Tuesday, November 27, 2012


«Voilà que on est en train de dessiner un nouveau pan de l’éthique. Je disais : « l’éthique, ça veut dire : il n’y a pas de bien ni de mal, mais, attention, il y a du bon et du mauvais. » C’est en train de devenir, doucement, dès notre première avance : « il n’ y a pas de bien ni de mal, mais, attention, y’a de la santé et de la maladie. » Et en un sens très, très général, il y a de la santé et de la maladie. Je ne cesse pas de me mettre dans des situations impossibles qui me rendent malades. J’en suis malade.

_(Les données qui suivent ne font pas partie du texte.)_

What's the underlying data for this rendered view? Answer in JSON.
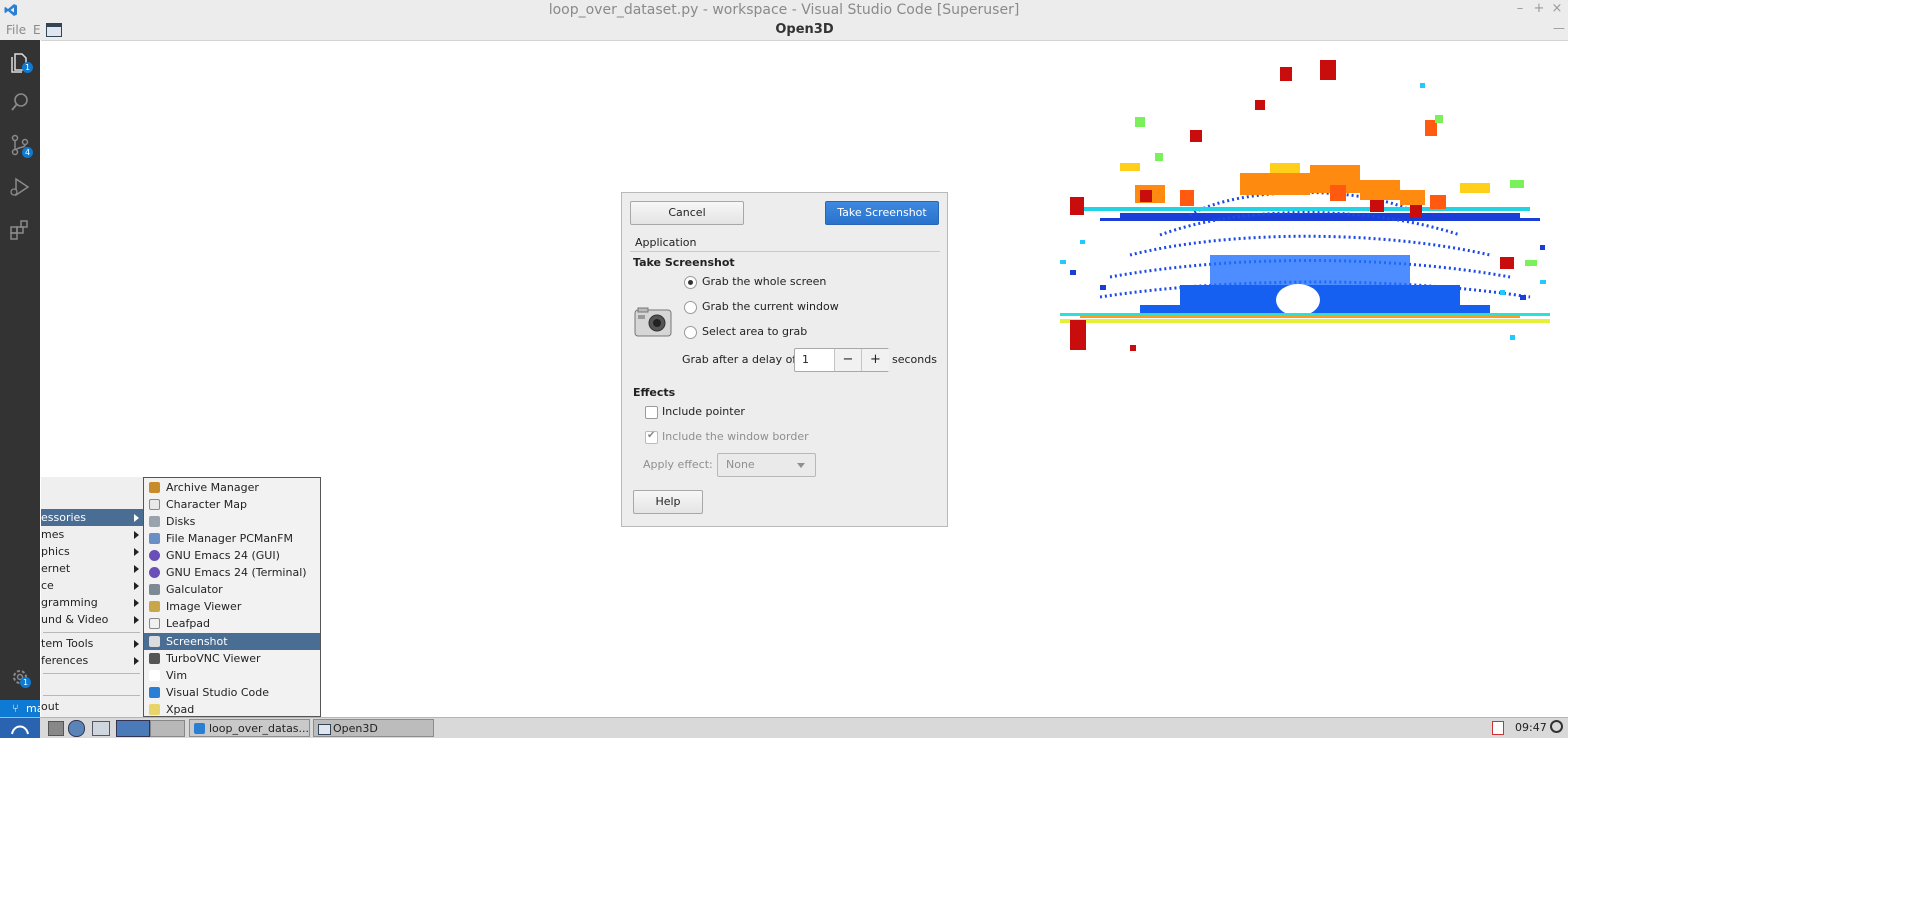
{
  "vscode": {
    "window_title": "loop_over_dataset.py - workspace - Visual Studio Code [Superuser]",
    "menu_file": "File",
    "menu_edit_partial": "E",
    "win_minimize": "–",
    "win_maximize": "+",
    "win_close": "×",
    "activity": {
      "explorer_badge": "1",
      "scm_badge": "4",
      "settings_badge": "1"
    },
    "status_branch": "ma"
  },
  "open3d": {
    "window_title": "Open3D",
    "close_glyph": "—"
  },
  "screenshot_dialog": {
    "cancel_label": "Cancel",
    "take_label": "Take Screenshot",
    "app_label": "Application",
    "section_take": "Take Screenshot",
    "radio_whole": "Grab the whole screen",
    "radio_window": "Grab the current window",
    "radio_area": "Select area to grab",
    "delay_label": "Grab after a delay of",
    "delay_value": "1",
    "delay_minus": "−",
    "delay_plus": "+",
    "delay_unit": "seconds",
    "section_effects": "Effects",
    "include_pointer": "Include pointer",
    "include_border": "Include the window border",
    "apply_effect_label": "Apply effect:",
    "apply_effect_value": "None",
    "help_label": "Help"
  },
  "main_menu": {
    "items": [
      {
        "label": "essories"
      },
      {
        "label": "mes"
      },
      {
        "label": "phics"
      },
      {
        "label": "ernet"
      },
      {
        "label": "ce"
      },
      {
        "label": "gramming"
      },
      {
        "label": "und & Video"
      },
      {
        "label": "tem Tools"
      },
      {
        "label": "ferences"
      },
      {
        "label": "out"
      }
    ]
  },
  "sub_menu": {
    "items": [
      {
        "label": "Archive Manager"
      },
      {
        "label": "Character Map"
      },
      {
        "label": "Disks"
      },
      {
        "label": "File Manager PCManFM"
      },
      {
        "label": "GNU Emacs 24 (GUI)"
      },
      {
        "label": "GNU Emacs 24 (Terminal)"
      },
      {
        "label": "Galculator"
      },
      {
        "label": "Image Viewer"
      },
      {
        "label": "Leafpad"
      },
      {
        "label": "Screenshot"
      },
      {
        "label": "TurboVNC Viewer"
      },
      {
        "label": "Vim"
      },
      {
        "label": "Visual Studio Code"
      },
      {
        "label": "Xpad"
      }
    ]
  },
  "taskbar": {
    "task_vscode": "loop_over_datas...",
    "task_open3d": "Open3D",
    "clock": "09:47"
  }
}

Qu’est-ce qu’il faudrait faire ? Qu’est-ce que ce serait le bon ? Qu’est-ce que l’éthique nous conseillerait ? « Avant même de faire de la morale, agir sur les situations. » Tiens, voilà que l’éthique deviendrait un art d’agir préventivement sur la situation. « Surtout, attendez pas d’être dans votre situation impossible, commencez par pas vous y mettre. » Bon, ça a l’air d’être une prudence, mais plus ce sera plat, plus peut-être ce sera gonflé de quelque chose de philosophique. On va voir où ça nous mène, où ça peut nous mener, ça... »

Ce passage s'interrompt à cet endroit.